"Oh, nothing—nothing."
During the second month there came calling on Emma, those solid and heavy New Yorkers, with whom the Buck family had been on friendly terms for many years. They came at the correct hour, in their correct motor or conservative broughams, wearing their quietly correct clothes, and Emma gave them tea, and they talked on every subject from suffrage to salad dressings, and from war to weather, but never once was mention made of business. And Emma McChesney's life had been interwoven with business for more than fifteen years.
There were dinners—long, heavy, correct dinners. Emma, very well dressed, bright-eyed, alert, intelligent, vital, became very popular at these affairs, and her husband very proud of her popularity. And if any one as thoroughly alive as Mrs. T. A. Buck could have been bored to extinction by anything, then those dinners would have accomplished the deadly work.
"T. A.," she said one evening, after a particularly large affair of this sort, "T. A., have you ever noticed anything about me that is different from other women?"
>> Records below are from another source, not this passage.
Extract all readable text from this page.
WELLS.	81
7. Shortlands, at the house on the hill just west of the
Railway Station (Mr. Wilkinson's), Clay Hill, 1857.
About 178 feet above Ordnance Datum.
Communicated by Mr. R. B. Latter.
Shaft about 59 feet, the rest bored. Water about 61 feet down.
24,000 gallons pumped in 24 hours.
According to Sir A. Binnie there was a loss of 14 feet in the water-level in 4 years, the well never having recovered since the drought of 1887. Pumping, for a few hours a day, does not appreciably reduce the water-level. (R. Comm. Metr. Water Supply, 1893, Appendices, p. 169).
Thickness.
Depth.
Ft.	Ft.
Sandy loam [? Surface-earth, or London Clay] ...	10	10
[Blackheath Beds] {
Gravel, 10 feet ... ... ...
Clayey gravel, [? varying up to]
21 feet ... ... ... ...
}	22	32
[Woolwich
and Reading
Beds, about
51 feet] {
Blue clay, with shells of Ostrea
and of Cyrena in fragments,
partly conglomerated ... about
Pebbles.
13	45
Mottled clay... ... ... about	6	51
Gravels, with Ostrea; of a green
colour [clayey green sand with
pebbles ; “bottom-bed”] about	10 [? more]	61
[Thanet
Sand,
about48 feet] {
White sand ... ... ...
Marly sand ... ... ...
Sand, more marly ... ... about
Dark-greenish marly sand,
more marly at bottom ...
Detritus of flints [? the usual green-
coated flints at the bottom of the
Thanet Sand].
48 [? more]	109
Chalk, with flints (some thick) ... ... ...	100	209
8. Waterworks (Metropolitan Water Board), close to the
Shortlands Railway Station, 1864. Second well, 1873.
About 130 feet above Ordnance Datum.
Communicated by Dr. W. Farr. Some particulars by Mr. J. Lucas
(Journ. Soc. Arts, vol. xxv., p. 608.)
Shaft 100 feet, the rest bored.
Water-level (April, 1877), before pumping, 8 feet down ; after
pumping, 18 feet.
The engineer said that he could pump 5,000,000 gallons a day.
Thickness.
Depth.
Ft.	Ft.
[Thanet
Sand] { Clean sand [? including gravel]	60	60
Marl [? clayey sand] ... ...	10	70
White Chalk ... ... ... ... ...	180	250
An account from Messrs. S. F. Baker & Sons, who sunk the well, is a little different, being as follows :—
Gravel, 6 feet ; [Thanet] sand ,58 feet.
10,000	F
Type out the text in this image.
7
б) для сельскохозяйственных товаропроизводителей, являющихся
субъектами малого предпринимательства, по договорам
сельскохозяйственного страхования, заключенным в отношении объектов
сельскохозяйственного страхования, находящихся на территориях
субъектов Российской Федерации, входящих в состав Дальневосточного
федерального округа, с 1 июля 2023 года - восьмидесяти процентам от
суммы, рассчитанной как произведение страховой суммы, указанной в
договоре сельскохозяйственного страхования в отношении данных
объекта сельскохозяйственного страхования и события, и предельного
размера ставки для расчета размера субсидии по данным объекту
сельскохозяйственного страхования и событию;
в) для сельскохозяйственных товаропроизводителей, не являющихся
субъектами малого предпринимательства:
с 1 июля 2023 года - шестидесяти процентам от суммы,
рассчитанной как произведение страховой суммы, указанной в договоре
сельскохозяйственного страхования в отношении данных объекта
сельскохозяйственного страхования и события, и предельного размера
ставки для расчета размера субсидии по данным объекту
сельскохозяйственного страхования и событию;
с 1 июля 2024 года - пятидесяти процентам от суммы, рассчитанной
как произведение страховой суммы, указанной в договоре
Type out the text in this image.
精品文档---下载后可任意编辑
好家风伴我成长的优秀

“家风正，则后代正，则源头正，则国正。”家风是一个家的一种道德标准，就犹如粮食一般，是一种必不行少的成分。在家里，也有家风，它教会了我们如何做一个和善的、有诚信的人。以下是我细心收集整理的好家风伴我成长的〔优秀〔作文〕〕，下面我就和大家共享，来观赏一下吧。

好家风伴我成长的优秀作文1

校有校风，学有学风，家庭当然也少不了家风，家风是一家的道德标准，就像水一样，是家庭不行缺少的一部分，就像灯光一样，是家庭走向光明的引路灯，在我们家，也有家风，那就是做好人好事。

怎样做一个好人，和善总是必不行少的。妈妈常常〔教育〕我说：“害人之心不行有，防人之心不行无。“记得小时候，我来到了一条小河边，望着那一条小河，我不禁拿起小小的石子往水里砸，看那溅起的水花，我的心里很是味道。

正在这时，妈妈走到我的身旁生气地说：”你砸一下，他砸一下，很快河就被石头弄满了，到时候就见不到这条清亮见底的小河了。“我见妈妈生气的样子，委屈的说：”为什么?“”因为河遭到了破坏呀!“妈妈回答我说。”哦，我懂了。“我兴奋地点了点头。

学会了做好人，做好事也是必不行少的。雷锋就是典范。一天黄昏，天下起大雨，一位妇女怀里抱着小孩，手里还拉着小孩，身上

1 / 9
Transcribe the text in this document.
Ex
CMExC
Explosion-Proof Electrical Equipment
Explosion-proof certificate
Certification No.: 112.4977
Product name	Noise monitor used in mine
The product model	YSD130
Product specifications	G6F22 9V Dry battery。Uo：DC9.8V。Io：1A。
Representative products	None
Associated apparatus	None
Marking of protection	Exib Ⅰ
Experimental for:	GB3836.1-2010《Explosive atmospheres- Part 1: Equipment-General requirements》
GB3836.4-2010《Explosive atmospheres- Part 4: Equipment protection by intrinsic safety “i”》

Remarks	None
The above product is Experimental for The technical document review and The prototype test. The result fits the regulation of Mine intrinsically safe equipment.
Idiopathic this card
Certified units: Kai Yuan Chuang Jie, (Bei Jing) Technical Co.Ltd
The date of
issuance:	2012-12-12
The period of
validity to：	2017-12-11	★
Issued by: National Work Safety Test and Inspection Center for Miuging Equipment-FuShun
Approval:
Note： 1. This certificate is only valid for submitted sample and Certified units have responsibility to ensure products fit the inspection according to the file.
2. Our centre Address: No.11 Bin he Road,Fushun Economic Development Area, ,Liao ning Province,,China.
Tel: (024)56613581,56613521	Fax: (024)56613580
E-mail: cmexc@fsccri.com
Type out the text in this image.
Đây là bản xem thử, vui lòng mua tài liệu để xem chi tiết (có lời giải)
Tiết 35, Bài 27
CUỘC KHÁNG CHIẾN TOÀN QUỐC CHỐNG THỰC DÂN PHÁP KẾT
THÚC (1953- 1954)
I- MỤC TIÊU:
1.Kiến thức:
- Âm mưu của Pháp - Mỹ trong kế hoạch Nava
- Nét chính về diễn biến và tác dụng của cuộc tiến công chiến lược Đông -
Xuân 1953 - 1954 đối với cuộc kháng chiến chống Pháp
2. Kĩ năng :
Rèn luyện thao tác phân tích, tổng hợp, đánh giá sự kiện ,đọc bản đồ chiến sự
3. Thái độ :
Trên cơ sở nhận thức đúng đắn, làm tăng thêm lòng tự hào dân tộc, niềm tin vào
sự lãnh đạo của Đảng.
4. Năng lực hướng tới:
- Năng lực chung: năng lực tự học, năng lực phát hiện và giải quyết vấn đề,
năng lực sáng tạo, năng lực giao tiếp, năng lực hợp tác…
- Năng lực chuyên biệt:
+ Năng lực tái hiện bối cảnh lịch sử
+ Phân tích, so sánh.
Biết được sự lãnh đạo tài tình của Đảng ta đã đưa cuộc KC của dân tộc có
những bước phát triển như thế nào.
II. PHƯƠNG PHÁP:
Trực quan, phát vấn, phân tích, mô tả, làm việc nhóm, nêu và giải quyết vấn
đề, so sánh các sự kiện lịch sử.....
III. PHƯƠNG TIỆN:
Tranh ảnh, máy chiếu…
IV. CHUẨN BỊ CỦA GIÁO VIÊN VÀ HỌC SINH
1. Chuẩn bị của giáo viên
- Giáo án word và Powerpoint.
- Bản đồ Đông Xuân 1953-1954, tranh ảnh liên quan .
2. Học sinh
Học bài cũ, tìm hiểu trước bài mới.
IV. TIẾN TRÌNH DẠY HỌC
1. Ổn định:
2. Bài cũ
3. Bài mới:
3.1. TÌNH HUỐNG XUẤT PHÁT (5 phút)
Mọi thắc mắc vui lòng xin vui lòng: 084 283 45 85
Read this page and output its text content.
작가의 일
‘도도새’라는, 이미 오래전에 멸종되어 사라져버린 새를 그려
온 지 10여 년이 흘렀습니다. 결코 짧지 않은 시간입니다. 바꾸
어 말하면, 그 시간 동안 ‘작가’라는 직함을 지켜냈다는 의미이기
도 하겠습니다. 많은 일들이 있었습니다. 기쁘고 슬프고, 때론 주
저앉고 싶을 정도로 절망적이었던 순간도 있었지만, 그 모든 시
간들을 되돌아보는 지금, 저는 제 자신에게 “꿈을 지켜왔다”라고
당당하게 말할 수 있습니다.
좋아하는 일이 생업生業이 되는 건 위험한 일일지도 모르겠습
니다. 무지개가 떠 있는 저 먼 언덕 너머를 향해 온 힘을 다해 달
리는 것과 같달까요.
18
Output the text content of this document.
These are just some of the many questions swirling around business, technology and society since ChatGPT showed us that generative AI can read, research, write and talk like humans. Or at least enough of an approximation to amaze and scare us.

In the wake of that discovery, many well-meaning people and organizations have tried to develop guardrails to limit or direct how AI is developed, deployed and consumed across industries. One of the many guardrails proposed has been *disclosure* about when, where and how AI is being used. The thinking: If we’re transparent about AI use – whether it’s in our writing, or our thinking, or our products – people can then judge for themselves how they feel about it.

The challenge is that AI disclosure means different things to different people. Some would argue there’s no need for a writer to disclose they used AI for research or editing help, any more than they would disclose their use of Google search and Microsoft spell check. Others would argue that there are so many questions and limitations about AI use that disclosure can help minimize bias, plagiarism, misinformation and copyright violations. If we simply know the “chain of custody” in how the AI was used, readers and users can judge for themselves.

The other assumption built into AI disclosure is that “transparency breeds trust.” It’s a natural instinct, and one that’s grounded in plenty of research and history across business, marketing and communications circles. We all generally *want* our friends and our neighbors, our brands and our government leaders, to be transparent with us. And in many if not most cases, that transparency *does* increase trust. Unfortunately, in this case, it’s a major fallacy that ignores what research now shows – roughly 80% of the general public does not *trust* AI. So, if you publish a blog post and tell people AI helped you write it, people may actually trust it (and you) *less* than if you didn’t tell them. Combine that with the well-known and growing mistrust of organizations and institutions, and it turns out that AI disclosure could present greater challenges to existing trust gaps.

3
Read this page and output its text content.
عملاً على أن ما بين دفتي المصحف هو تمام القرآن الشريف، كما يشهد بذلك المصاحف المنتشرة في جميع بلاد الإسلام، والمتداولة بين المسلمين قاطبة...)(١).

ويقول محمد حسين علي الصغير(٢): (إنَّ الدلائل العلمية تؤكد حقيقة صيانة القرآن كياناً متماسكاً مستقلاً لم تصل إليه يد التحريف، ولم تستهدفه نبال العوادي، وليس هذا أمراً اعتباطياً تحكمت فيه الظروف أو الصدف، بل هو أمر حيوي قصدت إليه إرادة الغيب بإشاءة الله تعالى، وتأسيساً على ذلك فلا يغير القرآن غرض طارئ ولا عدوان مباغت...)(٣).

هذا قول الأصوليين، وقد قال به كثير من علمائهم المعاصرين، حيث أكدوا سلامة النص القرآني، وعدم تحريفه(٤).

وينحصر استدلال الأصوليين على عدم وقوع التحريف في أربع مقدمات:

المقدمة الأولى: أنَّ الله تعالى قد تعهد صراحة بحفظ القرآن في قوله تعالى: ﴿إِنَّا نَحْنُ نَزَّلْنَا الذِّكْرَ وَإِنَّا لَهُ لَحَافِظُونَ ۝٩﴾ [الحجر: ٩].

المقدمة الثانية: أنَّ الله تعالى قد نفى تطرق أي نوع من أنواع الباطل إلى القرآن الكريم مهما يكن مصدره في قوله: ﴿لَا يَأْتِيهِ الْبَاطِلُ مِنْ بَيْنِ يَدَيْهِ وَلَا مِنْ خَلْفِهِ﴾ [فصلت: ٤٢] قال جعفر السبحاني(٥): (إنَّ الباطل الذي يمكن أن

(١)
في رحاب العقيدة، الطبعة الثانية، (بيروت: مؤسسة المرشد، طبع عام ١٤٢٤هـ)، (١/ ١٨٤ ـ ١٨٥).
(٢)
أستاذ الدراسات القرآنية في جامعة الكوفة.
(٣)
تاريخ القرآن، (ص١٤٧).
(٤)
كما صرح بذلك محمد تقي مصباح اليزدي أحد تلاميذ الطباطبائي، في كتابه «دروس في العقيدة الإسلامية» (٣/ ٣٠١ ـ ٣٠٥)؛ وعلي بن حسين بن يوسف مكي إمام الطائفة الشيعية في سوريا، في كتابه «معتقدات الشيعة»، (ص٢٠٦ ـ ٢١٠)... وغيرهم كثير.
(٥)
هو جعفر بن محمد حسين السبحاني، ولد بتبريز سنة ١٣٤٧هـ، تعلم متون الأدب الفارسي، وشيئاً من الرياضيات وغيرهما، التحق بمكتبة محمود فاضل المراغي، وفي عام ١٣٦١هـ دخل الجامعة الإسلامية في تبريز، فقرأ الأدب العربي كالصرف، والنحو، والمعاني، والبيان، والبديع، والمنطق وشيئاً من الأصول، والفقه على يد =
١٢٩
"Have I? Well, I should say I——"
"Oh, I don't mean what you mean, dear—thanks just the same. I mean those women tonight. They all seem to 'go in' for something—votes or charity or dancing or social service, or something—even the girls. And they all sounded so amateurish, so untrained, so unprepared, yet they seemed to be dreadfully in earnest."
"This is the difference," said T. A. Buck. "You've rubbed up against life, and you know. They've always been sheltered, but now they want to know. Well, naturally they're going to bungle and bump their heads a good many times before they really find out."
"Anyway," retorted Emma, "they want to know. That's something. It's better to have bumped your head, even though you never see what's on the other side of the wall, than never to have tried to climb it."
It was in the third week of the third month that Emma encountered Hortense. Hortense, before her marriage to Henry, the shipping-clerk, had been a very pretty, very pert, very devoted little stenographer in the office of the T. A. Buck Featherloom Petticoat Company. She had married just a month after her employers, and Emma, from the fulness of her own brimming cup of happiness, had made Hortense happy with a gift of linens and lingerie and lace of a fineness that Hortense's beauty-loving, feminine heart could never have hoped for.
They met in the busy aisle of a downtown department store and shook hands as do those who have a common bond.